Good news from Lib Dem Chief Exec Tim Gordon in our inbox this morning. Yesterday, the party raised £50,000 in just one day from members and supporters. That’s half as much as it raised during the whole of January. Nick Clegg’s appearance on The Last Leg may well have stimulated a good old shot in the bank balance for the party.
What’s particularly good is that the £150,000 raised from members and supporters will be matched by major donors, giving the campaign a £300,000 boost.
This news, combined with the recent news that Liberal Democrat membership rose for the sixth quarter in a row shows steady progress.
Because they are a polite bunch, Tim’s email even produced a small video of people saying “Thank you.” The fundraising team at LDHQ, headed up by Emma Cherniavsky, has been doing a great job, working in a variety of different ways to bring in the money both centrally and for the seats who need it most.
9 Comments
This sounds good. Let this be a whistle for everyone connected with the Lib Dems to get into campaign mode. There’s too much idle debate going on at the moment. 😀
Of course we should still debate, but we can have too much of it.
hear, hear
Well said Eddie.
Are we not able to debate AND campaign?
I have been out with John Pugh and fellow Southport Lib Dems three out of the past four weekends. Yes, we need to win in our respective seats but it is also vital that we engage in the ‘idle debate’ concerning what OUR party will look like post the GE and beyond.
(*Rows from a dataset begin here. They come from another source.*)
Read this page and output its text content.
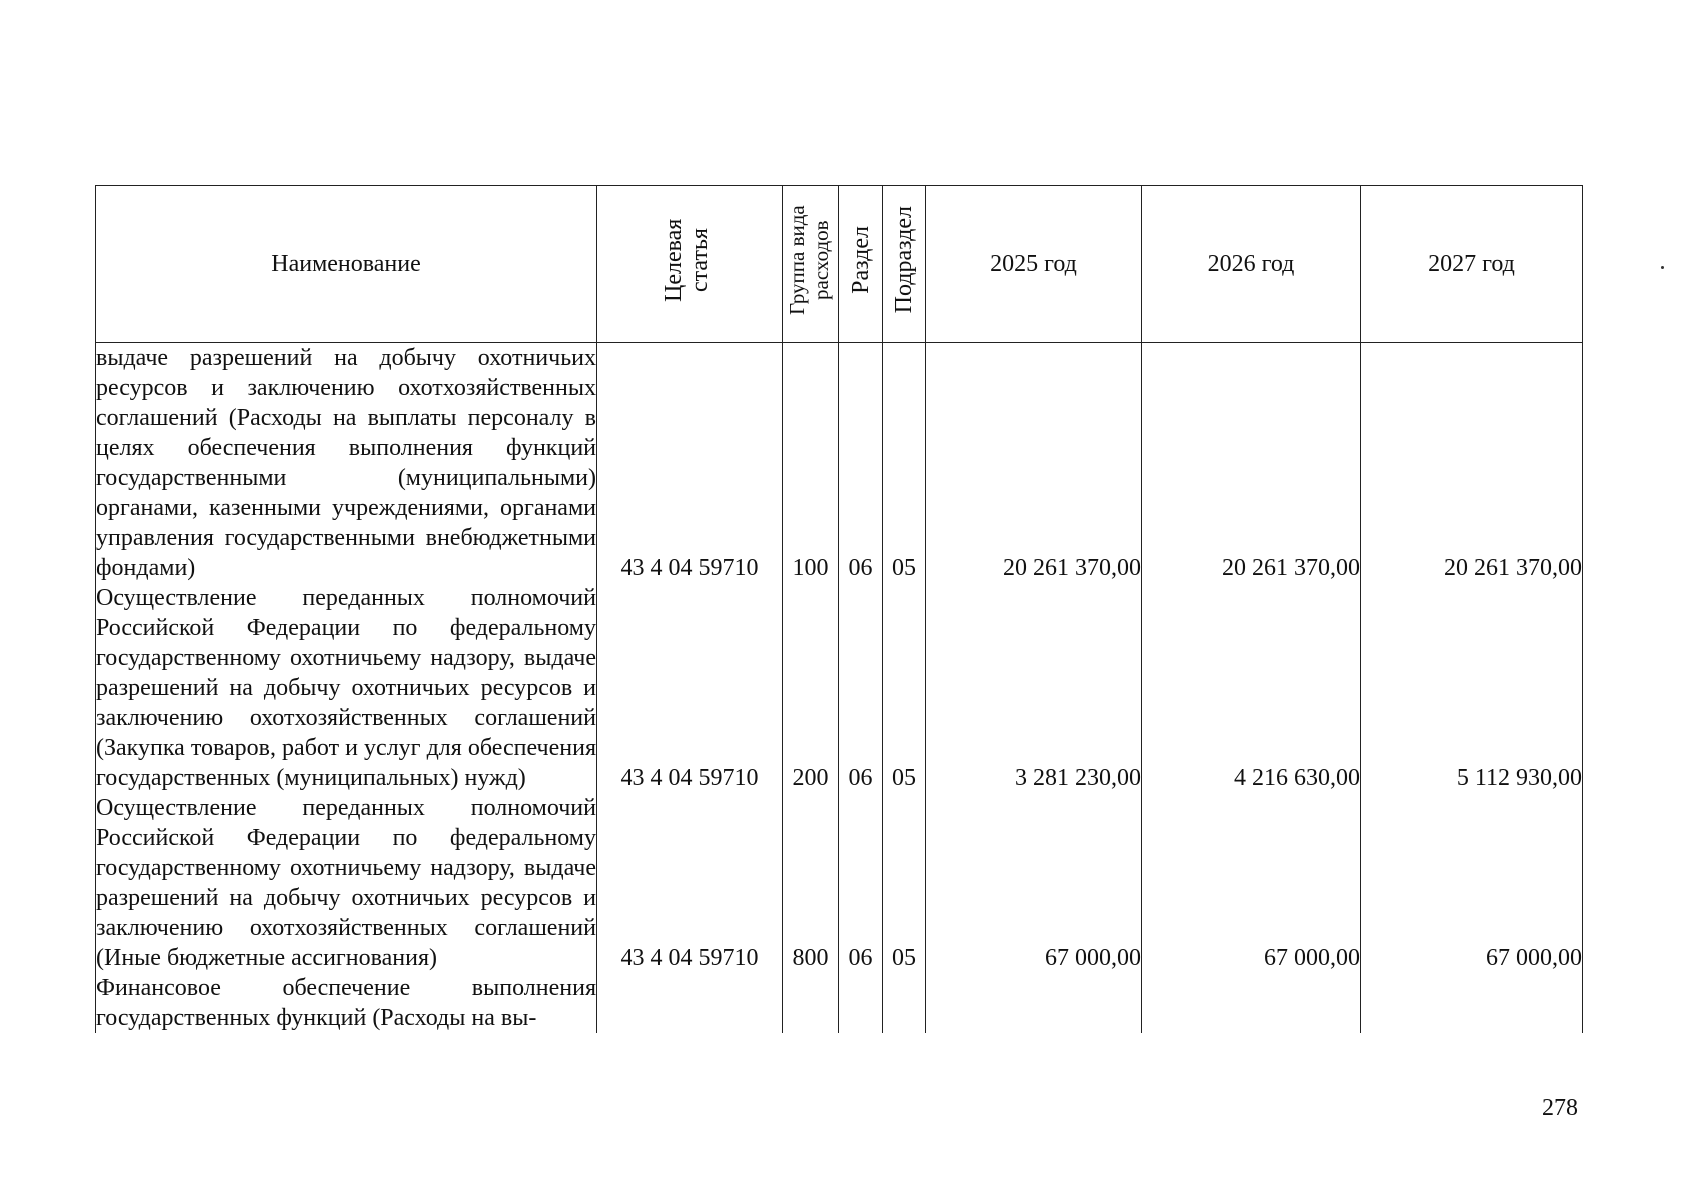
Наименование	Целевая статья	Группа вида расходов	Раздел	Подраздел	2025 год	2026 год	2027 год

выдаче разрешений на добычу охотничьих ресурсов и заключению охотхозяйственных соглашений (Расходы на выплаты персоналу в целях обеспечения выполнения функций государственными (муниципальными) органами, казенными учреждениями, органами управления государственными внебюджетными фондами)	43 4 04 59710	100	06	05	20 261 370,00	20 261 370,00	20 261 370,00

Осуществление переданных полномочий Российской Федерации по федеральному государственному охотничьему надзору, выдаче разрешений на добычу охотничьих ресурсов и заключению охотхозяйственных соглашений (Закупка товаров, работ и услуг для обеспечения государственных (муниципальных) нужд)	43 4 04 59710	200	06	05	3 281 230,00	4 216 630,00	5 112 930,00

Осуществление переданных полномочий Российской Федерации по федеральному государственному охотничьему надзору, выдаче разрешений на добычу охотничьих ресурсов и заключению охотхозяйственных соглашений (Иные бюджетные ассигнования)	43 4 04 59710	800	06	05	67 000,00	67 000,00	67 000,00

Финансовое обеспечение выполнения государственных функций (Расходы на вы-							

278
I personally would not be willing to give up my free time walking the streets in close to zero temperatures to campaign for non-Preamble, ‘anchored firmly to the centre’ and or economically sub-Thatcherite Liberals.
I do hope that is not a too pedestrian comment for anyone.
The next party political broadcast should be devoted to Mental Health. A chance to put a stake in the ground that this is an election issue top of Lib Dem’s priorities.
This was a campaign which specifically promised that “major donors” would match what was donated by individual members and supporters. Now, why should “major donors” want to work in this way? Why not just donate anyway? Why is it meaningful, if you are in any case making major donations, to try to link those donations to anyone else’s donations?
Well, it encourages Lib Dem members and supporters to believe that “major donors” are a good thing.
The principal “major donor” to the Lib Dems in the period leading up to the 2010 election (according to Donnachadh McCarthy’s book “The Prostitute State”, see page 82) was a private health insurance firm, Alpha Healthcare. No doubt the Lib Dems delivered value for money when they provided the crucial support required to enable the Tories to privatise the NHS.
David: the piece you commented on gives the very answer to your question “why not just donate anyway?” Because by offering to match other people’s donations, you encourage more other people to donate – so the cause you support ends up with more money than if you just donated directly. It’s all there in the very story above.
Nice alibi Mark. Not true though, is it? Large donors want to big up their own contributions, not anyone else’s.
They will have been persuaded by this scheme only because of the argument that it makes big donors look friendly and helpful. Whereas, as we all know, big donors are in fact a menace to political life.
David: wrong, it is true. I’d offer two pieces of evidence – (a) my own past experience talking to people to set up matched funding schemes for the Lib Dems at various levels – some of who are people I’ve known for decades, and (b) the matched-donation idea is a popular one with donors outside politics too, such as for charities which don’t have controversies over the sizes of their donors – and hence this demonstrates the genuineness of the motivation.